Charles’ second wife, Alicia, dies of malaria in India.
|1862||Elizabeth, Lafcadio’s grandmother, dies at the age of 71.|
|1863||In September, Lafcadio enters St Cuthbert’s College, a Catholic boarding school at Ushaw, near Durham in England. There, he rebels against the strict religious education.|
|1866||While playing a schoolyard game called Giant Stride, he is struck in the left eye by a knotted rope. He is treated in Dublin, but loses the sight in the eye.
21 November: Charles contracts malaria and is discharged from the military. He dies aged 48 on board a ship in the Gulf of Suez on the return journey to Ireland, and is buried at sea.
|1867—1868||Henry Molyneux, a distant relative of the Hearn family fails in a business venture. Sarah Brenane, who invested in this business, declares bankruptcy, and Lafcadio is forced to leave St Cuthbert’s College.
Lafcadio turns to Catherine, a former maid of Sarah’s, for assistance, and moves to London where he lives in misery and poverty.
1869—1877 Cincinnati, USA
|1869||He travels from London in England or Le Havre in France to New York, America in an immigration boat. Hearn spends the first several years in Cincinnati in extreme poverty. Meets Henry Watkin.|
|1872||Publishes his first article in the Cincinnati Enquirer.|
|1874||Becomes a regular member at the Enquirer.|
|1875||Marries Alethea (Mattie) Foley, a Creole woman, miscegenation law gets him fired by the Enquirer, but he is hired by the Cincinnati Commercial.|
1877—1887 New Orleans, USA
|1877||Separates from Mattie and leaves for New Orleans.|
|1878||Hearn becomes a regular staff member at Daily City Item.|
|1879||Hearn opens a 5 cents restaurant “The Hard Times” (160 Dryades Street), but closes only after 20 days as his partner runs away with the takings.|
|1881||Becomes literary editor at the Times Democrat.|
|1882||His mother Rosa dies on 12 December at the National Mental Asylum in Corfu, Greece.

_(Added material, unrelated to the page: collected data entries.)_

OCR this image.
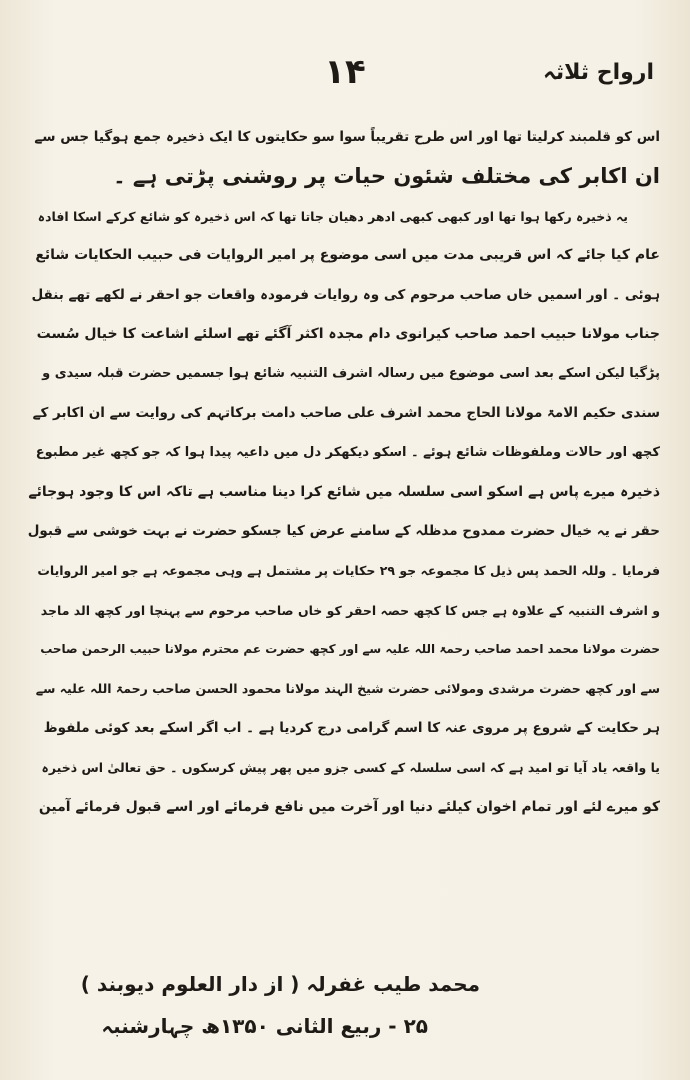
ارواح ثلاثہ
۱۴
اس کو قلمبند کرلیتا تھا اور اس طرح تقریباً سوا سو حکایتوں کا ایک ذخیرہ جمع ہوگیا جس سے
ان اکابر کی مختلف شئون حیات پر روشنی پڑتی ہے ۔
یہ ذخیرہ رکھا ہوا تھا اور کبھی کبھی ادھر دھیان جاتا تھا کہ اس ذخیرہ کو شائع کرکے اسکا افادہ
عام کیا جائے کہ اس قریبی مدت میں اسی موضوع پر امیر الروایات فی حبیب الحکایات شائع
ہوئی ۔ اور اسمیں خاں صاحب مرحوم کی وہ روایات فرمودہ واقعات جو احقر نے لکھے تھے بنقل
جناب مولانا حبیب احمد صاحب کیرانوی دام مجدہ اکثر آگئے تھے اسلئے اشاعت کا خیال سُست
پڑگیا لیکن اسکے بعد اسی موضوع میں رسالہ اشرف التنبیہ شائع ہوا جسمیں حضرت قبلہ سیدی و
سندی حکیم الامۃ مولانا الحاج محمد اشرف علی صاحب دامت برکاتہم کی روایت سے ان اکابر کے
کچھ اور حالات وملفوظات شائع ہوئے ۔ اسکو دیکھکر دل میں داعیہ پیدا ہوا کہ جو کچھ غیر مطبوع
ذخیرہ میرے پاس ہے اسکو اسی سلسلہ میں شائع کرا دینا مناسب ہے تاکہ اس کا وجود ہوجائے
حقر نے یہ خیال حضرت ممدوح مدظلہ کے سامنے عرض کیا جسکو حضرت نے بہت خوشی سے قبول
فرمایا ۔ وللہ الحمد پس ذیل کا مجموعہ جو ۲۹ حکایات پر مشتمل ہے وہی مجموعہ ہے جو امیر الروایات
و اشرف التنبیہ کے علاوہ ہے جس کا کچھ حصہ احقر کو خاں صاحب مرحوم سے پہنچا اور کچھ الد ماجد
حضرت مولانا محمد احمد صاحب رحمۃ اللہ علیہ سے اور کچھ حضرت عم محترم مولانا حبیب الرحمن صاحب
سے اور کچھ حضرت مرشدی ومولائی حضرت شیخ الہند مولانا محمود الحسن صاحب رحمۃ اللہ علیہ سے
ہر حکایت کے شروع پر مروی عنہ کا اسم گرامی درج کردیا ہے ۔ اب اگر اسکے بعد کوئی ملفوظ
یا واقعہ یاد آیا تو امید ہے کہ اسی سلسلہ کے کسی جزو میں پھر پیش کرسکوں ۔ حق تعالیٰ اس ذخیرہ
کو میرے لئے اور تمام اخوان کیلئے دنیا اور آخرت میں نافع فرمائے اور اسے قبول فرمائے آمین
محمد طیب غفرلہ ( از دار العلوم دیوبند )
۲۵ - ربیع الثانی ۱۳۵۰ھ چہارشنبہ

Elizabeth Bisland joins the Times Democrat, interested in Hearn’s article. He starts to interact with a young doctor Rudolph Matas.
|1885||New Orleans World Exposition is held and three books introducing New Orleans are published; Gombo Zebes, Historical Sketch Book and Guide to New Orleans, La Cuisine Creole.|
|1887||Stays on Grand Isle and writes Chita, Some Chinese Ghosts.|
1887—1890 Martinique, West Indies
|1887||Hearn travels to Martinique, the West Indies to write for Harper’s, where he stays for two years.|
|1889||Hearn arranges to visit Japan to write articles for Harper’s.|
|1890||Hearn leaves New York on 8 March for Japan.|
|1890||Hearn arrives in Yokohama on 4 April; cancels the contract with Harper’s; Basil Hall Chamberlain finds him a teaching job in a Matsue Middle School.|
|1891||Starts to live with Setsu Koizumi.
In November he moves to Kumamoto to teach English at Kumamoto Fifth High School.
|1893||His first son Kazuo is born.|
|1894||Moves with his family to Kobe to work for the Kobe Chronicle.
Glimpses of Unfamiliar Japan.
|1896||Becomes a Japanese citizen and formally adopts the Japanese name “Koizumi Yakumo”; moves to Tokyo and becomes a professor of literature at Tokyo Imperial University.|
|1897||His second son, Iwao, is born.|
|1899||His third son Kiyoshi, is born.|
|1903||Tokyo University revokes Hearn’s foreigner’s salary. Hearn’s one
daughter, Suzuko, is born.
|1904||Hearn assumes the post of lecture at Waseda University.
(age 54) Hearn dies of heart failure in Tokyo on 26 September.